6 de diciembre de 2014 — Helga Zepp-LaRouche, fundadora del Instituto Schiller, hizo un emotivo llamado a Estados Unidos para que se una al proceso de construir el Puente Mundial Terrestre —que se está construyendo ahora bajo el liderazgo de China y demás naciones del BRICS— en una presentación ante un público de más de 100 personas, entre diplomáticos, analistas, estudiantes y ciudadanos en la capital de Estados Unidos. El ofrecimiento que hizo el Presidente chino Xi Jinping a Estados Unidos y a Europa para que se unan a este proceso de desarrollo, es “un bote salvavidas para un mundo transatlántico en bancarrota”, dijo Zepp-LaRouche. Pero si el mundo transatlántico se mantiene en su rumbo actual, se dirige hacia una confrontación con Rusia y China, una trayectoria hacia una guerra termonuclear.

Durante su presentación, la señora Zepp-LaRouche explicó el proyecto de desarrollo que recién acaba de publicar Executive Intelligence Review en su Informe Especial “The New Silk Road Becomes the World Land-Bridge” (La Nueva Ruta de la Seda se convierte en el Puente Mundial Terrestre). Explicó los fundamentos de la teoría de economía física de Lyndon LaRouche, sobre la cual se sustenta todo el proyecto, y detalló el concepto científico del papel singular de la humanidad en el aumento de la densidad de flujo energético en la economía, y de ahí su poder sobre la naturaleza.

Mientras hablaba la señora LaRouche, en el mundo entero se ponía de manifiesto la cruda opción que ella describió.

Desde Londres, la OTAN, y el gobierno de Obama salieron con nuevas amenazas de confrontación con Rusia y China, a causa de la determinación de la oligarquía financiera transatlántica de intentar salvar a su sistema en bancarrota mediante el sometimiento de todos los Estados nacionales, y parar el proceso de los BRICS.

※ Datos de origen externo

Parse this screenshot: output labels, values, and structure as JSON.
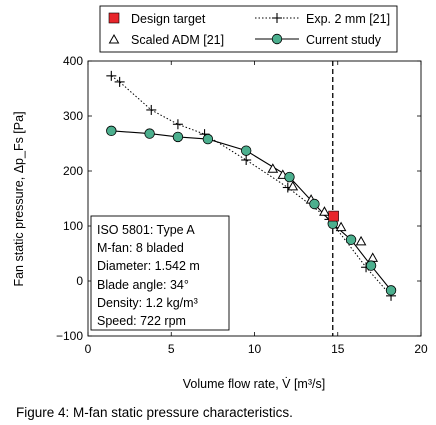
{
  "chart_data": {
    "type": "scatter",
    "xlabel": "Volume flow rate, V̇ [m³/s]",
    "ylabel": "Fan static pressure, Δp_Fs [Pa]",
    "xlim": [
      0,
      20
    ],
    "ylim": [
      -100,
      400
    ],
    "xticks": [
      0,
      5,
      10,
      15,
      20
    ],
    "yticks": [
      -100,
      0,
      100,
      200,
      300,
      400
    ],
    "grid": false,
    "legend_position": "top",
    "design_line_x": 14.7,
    "series": [
      {
        "name": "Design target",
        "marker": "square",
        "color": "#e8262b",
        "x": [
          14.75
        ],
        "y": [
          118
        ]
      },
      {
        "name": "Exp. 2 mm [21]",
        "marker": "plus",
        "line": "dotted",
        "color": "#000000",
        "x": [
          1.4,
          1.9,
          3.8,
          5.4,
          7.0,
          9.5,
          12.0,
          14.5,
          16.7,
          18.2
        ],
        "y": [
          373,
          362,
          311,
          285,
          267,
          220,
          170,
          112,
          25,
          -27
        ]
      },
      {
        "name": "Scaled ADM [21]",
        "marker": "triangle",
        "color": "#000000",
        "x": [
          11.1,
          11.7,
          12.3,
          13.4,
          14.2,
          15.2,
          16.4,
          17.1
        ],
        "y": [
          204,
          193,
          172,
          148,
          126,
          98,
          72,
          42
        ]
      },
      {
        "name": "Current study",
        "marker": "circle",
        "line": "solid",
        "color": "#4caf8e",
        "x": [
          1.4,
          3.7,
          5.4,
          7.2,
          9.5,
          12.1,
          13.6,
          14.7,
          15.8,
          17.0,
          18.2
        ],
        "y": [
          273,
          268,
          262,
          258,
          237,
          189,
          140,
          104,
          75,
          28,
          -17
        ]
      }
    ]
  },
  "legend": {
    "design_target": "Design target",
    "exp": "Exp. 2 mm [21]",
    "adm": "Scaled ADM [21]",
    "current": "Current study"
  },
  "info_box": [
    "ISO 5801: Type A",
    "M-fan: 8 bladed",
    "Diameter: 1.542 m",
    "Blade angle: 34°",
    "Density: 1.2 kg/m³",
    "Speed: 722 rpm"
  ],
  "caption": "Figure 4:   M-fan static pressure characteristics."
}
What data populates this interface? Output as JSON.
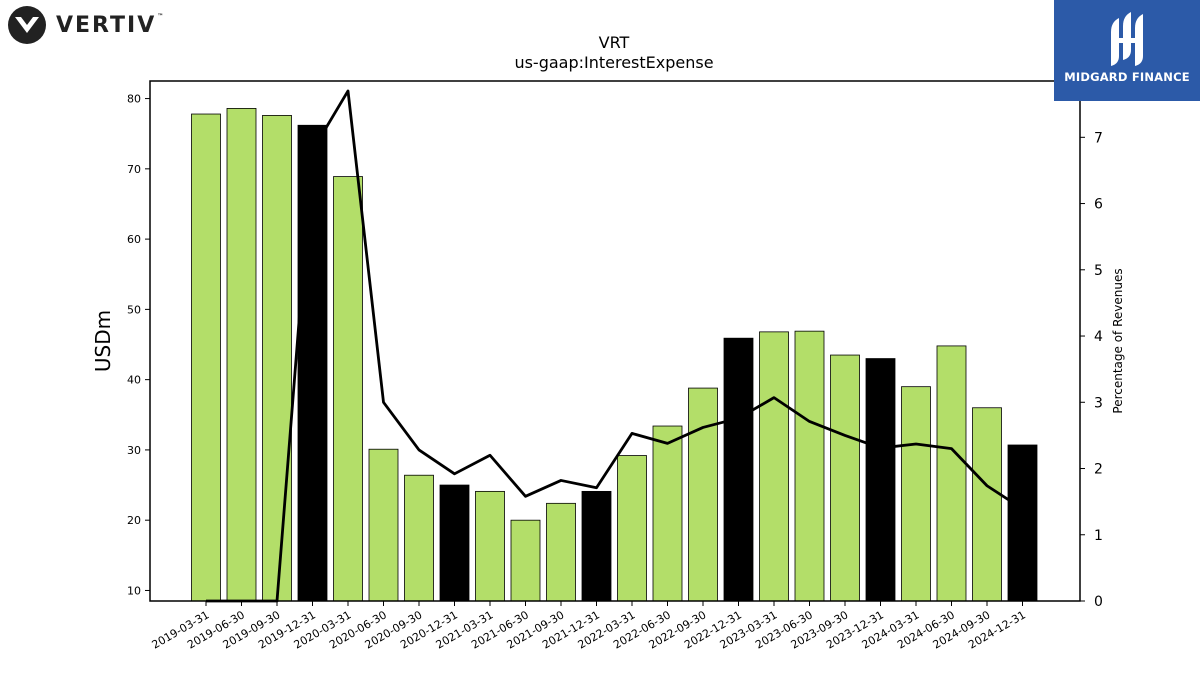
{
  "brand": {
    "name": "VERTIV",
    "tm": "™",
    "icon": "vertiv-logo-icon"
  },
  "watermark": {
    "name": "MIDGARD FINANCE",
    "icon": "midgard-logo-icon",
    "bg": "#2c5aa8"
  },
  "chart_data": {
    "type": "bar",
    "title": "VRT",
    "subtitle": "us-gaap:InterestExpense",
    "ylabel": "USDm",
    "y2label": "Percentage of Revenues",
    "ylim": [
      8.5,
      82.5
    ],
    "y2lim": [
      0,
      7.85
    ],
    "yticks": [
      10,
      20,
      30,
      40,
      50,
      60,
      70,
      80
    ],
    "y2ticks": [
      0,
      1,
      2,
      3,
      4,
      5,
      6,
      7
    ],
    "categories": [
      "2019-03-31",
      "2019-06-30",
      "2019-09-30",
      "2019-12-31",
      "2020-03-31",
      "2020-06-30",
      "2020-09-30",
      "2020-12-31",
      "2021-03-31",
      "2021-06-30",
      "2021-09-30",
      "2021-12-31",
      "2022-03-31",
      "2022-06-30",
      "2022-09-30",
      "2022-12-31",
      "2023-03-31",
      "2023-06-30",
      "2023-09-30",
      "2023-12-31",
      "2024-03-31",
      "2024-06-30",
      "2024-09-30",
      "2024-12-31"
    ],
    "series": [
      {
        "values": [
          77.8,
          78.6,
          77.6,
          76.2,
          68.9,
          30.1,
          26.4,
          25.0,
          24.1,
          20.0,
          22.4,
          24.1,
          29.2,
          33.4,
          38.8,
          45.9,
          46.8,
          46.9,
          43.5,
          43.0,
          39.0,
          44.8,
          36.0,
          30.7
        ]
      },
      {
        "type": "line",
        "axis": "right",
        "values": [
          0.0,
          0.0,
          0.0,
          6.8,
          7.7,
          3.0,
          2.28,
          1.92,
          2.2,
          1.58,
          1.82,
          1.71,
          2.53,
          2.38,
          2.62,
          2.76,
          3.07,
          2.71,
          2.5,
          2.31,
          2.37,
          2.3,
          1.74,
          1.39
        ]
      }
    ],
    "bar_colors": {
      "quarter": "#b3de69",
      "year_end": "#000000"
    },
    "line_color": "#000000",
    "grid": false,
    "legend": "none"
  }
}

En contraste, en Eurasia el proceso del BRICS avanza vigorosamente como se muestra en la inauguración del segundo Corredor Norte-Sur desde Rusia hasta Irán, el nuevo contrato para un ferrocarril de alta velocidad entre China y Malasia, y el avance hacia la inauguración de las obras del nuevo canal transoceánico en Nicaragua, programado para el 22 de diciembre.

Por su naturaleza, el lugar propio de Estados Unidos está en el nuevo mundo que se está creando con el proceso de los BRICS, como lo ha señalado Lyndon LaRouche. El principio de Alexander Hamilton, del Estado nacional constitucional, en cuanto se reactive en el alma de la nación, creará las condiciones para que Estados Unidos se una al BRICS, en el proceso global de desarrollo. La manera en que el proceso del BRICS ha generado optimismo entre la enorme mayoría de la humanidad, es emblemático de lo que tendrá que suceder en Estados Unidos y en Europa en cuanto se tome la decisión correcta y se cambie el rumbo actual. La presentación de la señora LaRouche, que en breve estará disponible en formato de video, será una importante contribución para asegurar que esa decisión se tome a tiempo.